Despite his penchant for dishes accustomed to white tablecloths and carefully arranged silverware, Jeremy Zabel prefers more common fare — catfish, hushpuppies, collard greens, grits, the product of a hardscrabble south.
“It’s French, it’s English, it’s native, it’s African, it’s everything all together,” he said, ticking off the influences that defined what was once considered a humble culinary region.
Across the old south people borrowed from the cultures that settled the region, even those shackled to the land, adapting with ingredients at hand. From cornbread crisped in lard to okra fried with a cornmeal batter to red beans and rice, the patchwork of southern cooking represents global fusion born of necessity and limited means.
That makes it attractive to the general manager and chef — along with Francisco Cervantes — at Lakeport’s Park Place Restaurant. Zabel even keeps a can of bacon drippings in his home pantry.

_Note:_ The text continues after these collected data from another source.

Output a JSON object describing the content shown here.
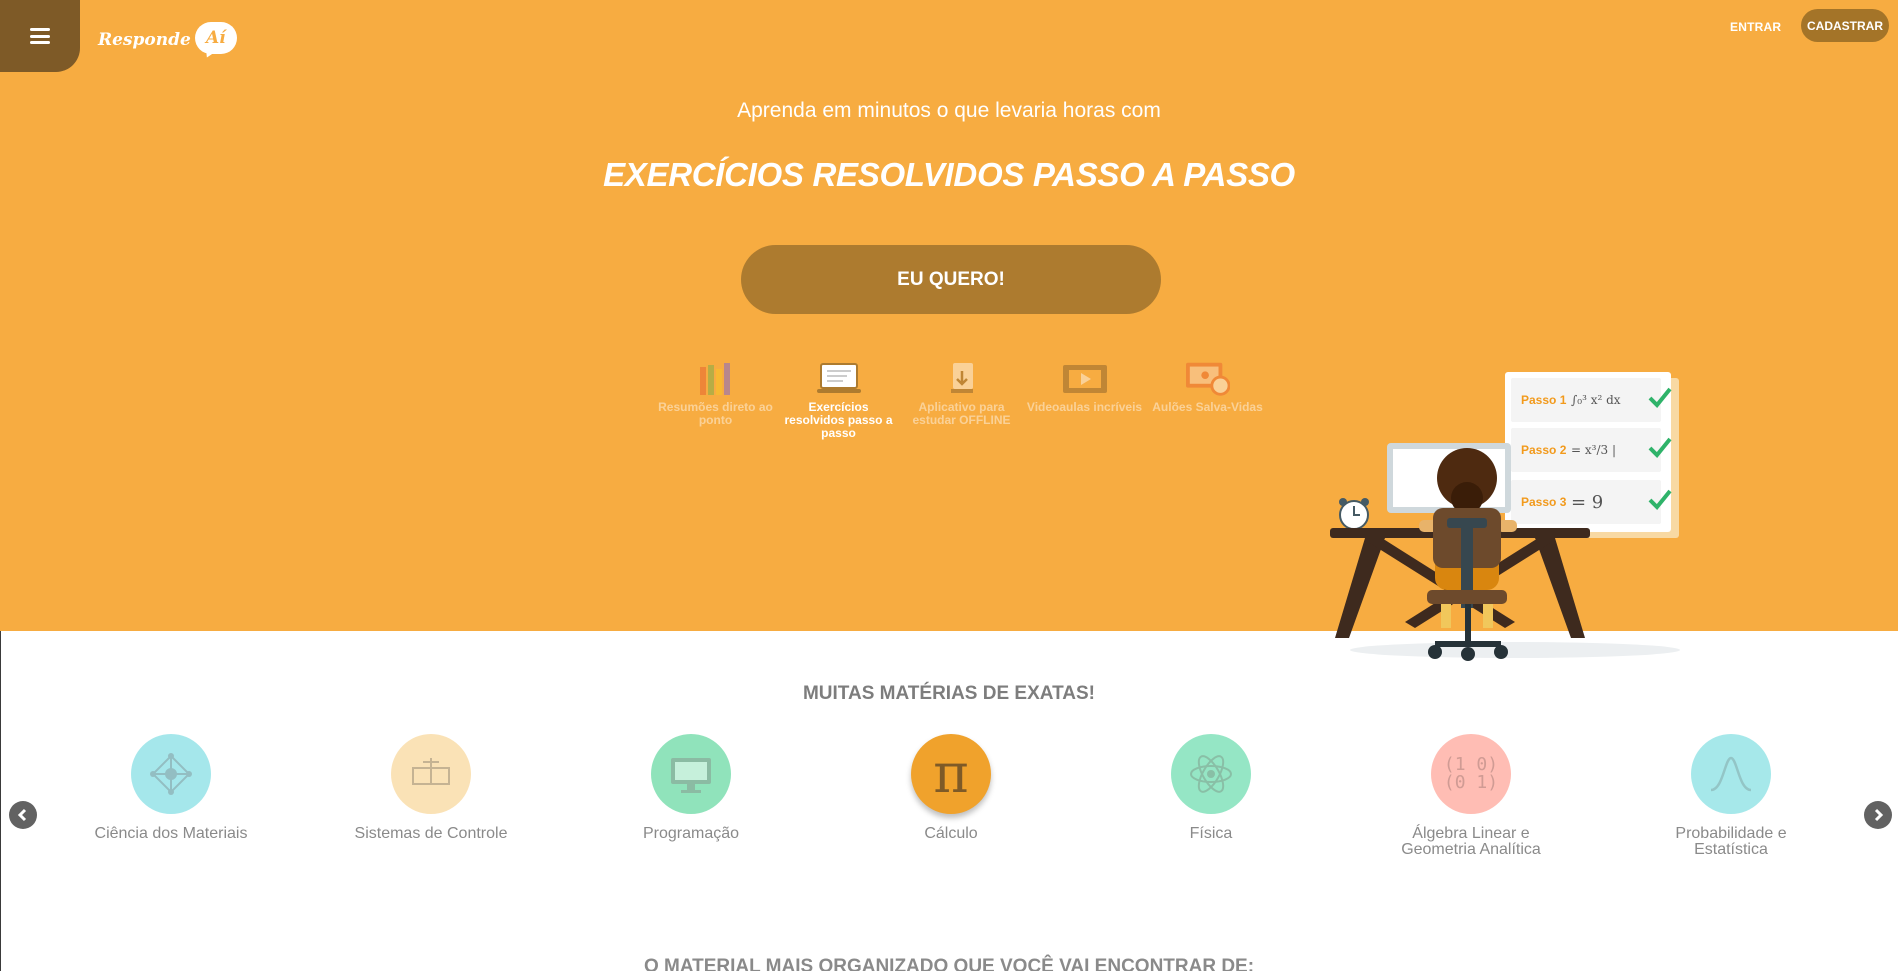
{
  "header": {
    "logo_text": "Responde",
    "logo_bubble": "Aí",
    "login_label": "ENTRAR",
    "signup_label": "CADASTRAR"
  },
  "hero": {
    "subtitle": "Aprenda em minutos o que levaria horas com",
    "title": "EXERCÍCIOS RESOLVIDOS PASSO A PASSO",
    "cta_label": "EU QUERO!",
    "features": [
      {
        "label": "Resumões direto ao ponto",
        "icon": "books-icon"
      },
      {
        "label": "Exercícios resolvidos passo a passo",
        "icon": "laptop-icon"
      },
      {
        "label": "Aplicativo para estudar OFFLINE",
        "icon": "download-icon"
      },
      {
        "label": "Videoaulas incríveis",
        "icon": "video-icon"
      },
      {
        "label": "Aulões Salva-Vidas",
        "icon": "lifesaver-video-icon"
      }
    ],
    "active_feature": "Exercícios resolvidos passo a passo",
    "steps": [
      {
        "label": "Passo 1",
        "math": "∫₀³ x² dx"
      },
      {
        "label": "Passo 2",
        "math": "= x³/3 |"
      },
      {
        "label": "Passo 3",
        "math": "= 9"
      }
    ]
  },
  "subjects": {
    "title": "MUITAS MATÉRIAS DE EXATAS!",
    "items": [
      {
        "line1": "Ciência dos Materiais",
        "line2": "",
        "color": "#4dd0d8",
        "icon": "crystal-lattice-icon"
      },
      {
        "line1": "Sistemas de Controle",
        "line2": "",
        "color": "#f7c66f",
        "icon": "control-diagram-icon"
      },
      {
        "line1": "Programação",
        "line2": "",
        "color": "#23c87a",
        "icon": "monitor-code-icon"
      },
      {
        "line1": "Cálculo",
        "line2": "",
        "color": "#f0a22c",
        "icon": "pi-icon"
      },
      {
        "line1": "Física",
        "line2": "",
        "color": "#2ecf8d",
        "icon": "atom-icon"
      },
      {
        "line1": "Álgebra Linear e",
        "line2": "Geometria Analítica",
        "color": "#ff7e6b",
        "icon": "matrix-icon"
      },
      {
        "line1": "Probabilidade e",
        "line2": "Estatística",
        "color": "#4fd3d6",
        "icon": "bell-curve-icon"
      }
    ],
    "active_subject": "Cálculo",
    "bottom_text": "O MATERIAL MAIS ORGANIZADO QUE VOCÊ VAI ENCONTRAR DE:"
  },
  "colors": {
    "hero_bg": "#f7ac41",
    "menu_tab": "#7e5a27",
    "cta": "#ad7b2f",
    "step_label": "#f29a1c",
    "check": "#2fb36a"
  }
}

So shrimp and grits was a natural addition to the menu. For decades a mundane breakfast dish little known outside the low country along the inlets and marshes from South Carolina to Georgia, the dish gained prominence in the 1980s when an upscale chef in Chapel Hill, North Carolina dared serve it to guests and a traveling. New York Times writer happened upon it.
The combination allowed creative chefs to play with flavors, to convince diners more familiar with polenta to accept a pile of grits topped with sweet shrimp, tasso and other ingredients. By 2006, Nathalie Dupree was able to dedicate an entire cookbook to shrimp and grits.

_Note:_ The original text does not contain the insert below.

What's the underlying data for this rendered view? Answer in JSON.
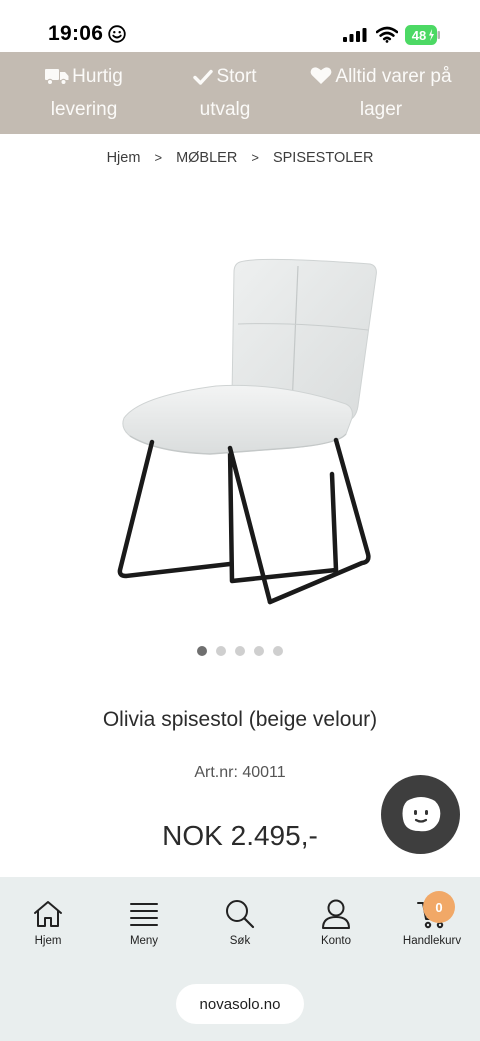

Because of the newfound reverence, Zabel points out, “that’s one of those dishes you want to do right.”
Zabel, Cervantes and crew start by preparing a compound butter of Worcestershire sauce, paprika, smoked paprika and other spices more closely associated with Cajun cooking. In this they saute the shrimp — large, wild caught shellfish — and sausage, deglazing with white wine.
The treatment lends a rich, earthy tone to the beautifully firm shrimp that mutes the natural sweetness. Just a hint remains, tracing around a huskier savor.
The resulting broth also gains, developing a sunset hue and layers each seemingly more resplendent than the last. The range of this broth is extraordinary — a top note tangy and sweet, wavering between light balsamic and aged rice wine vinegar; a raspy echo of herbs and a rumble of spicy heat that blends nicely with Andouille sausage. There is also a baritone lifted from the pan, grounded with a bitter trace.
While the Andouille sparks to life when touched by the broth, this bottom note burrows into a second addition of sausage, this time a rustic pork grind.
“It’s definitely a good balance,” Zabel said.
All of this is calmed by a mound of grits, stone ground for a more notable texture. The grits slow the passing of day to night, allowing the colors of sunset to linger. The leisurely stroll of grits into the broth lends a tranquility that affects even the gruff heat of the Andouille.
It is simply captivating.
“Those are old school grits,” Zabel explained — organic and milled with weathered stone. “It has a creamy taste, almost vanilla.”
Zabel is right to favor dishes from the backroads and low lands of the old south. Sometimes in the commonplace, in shrimp and grits, one finds bliss.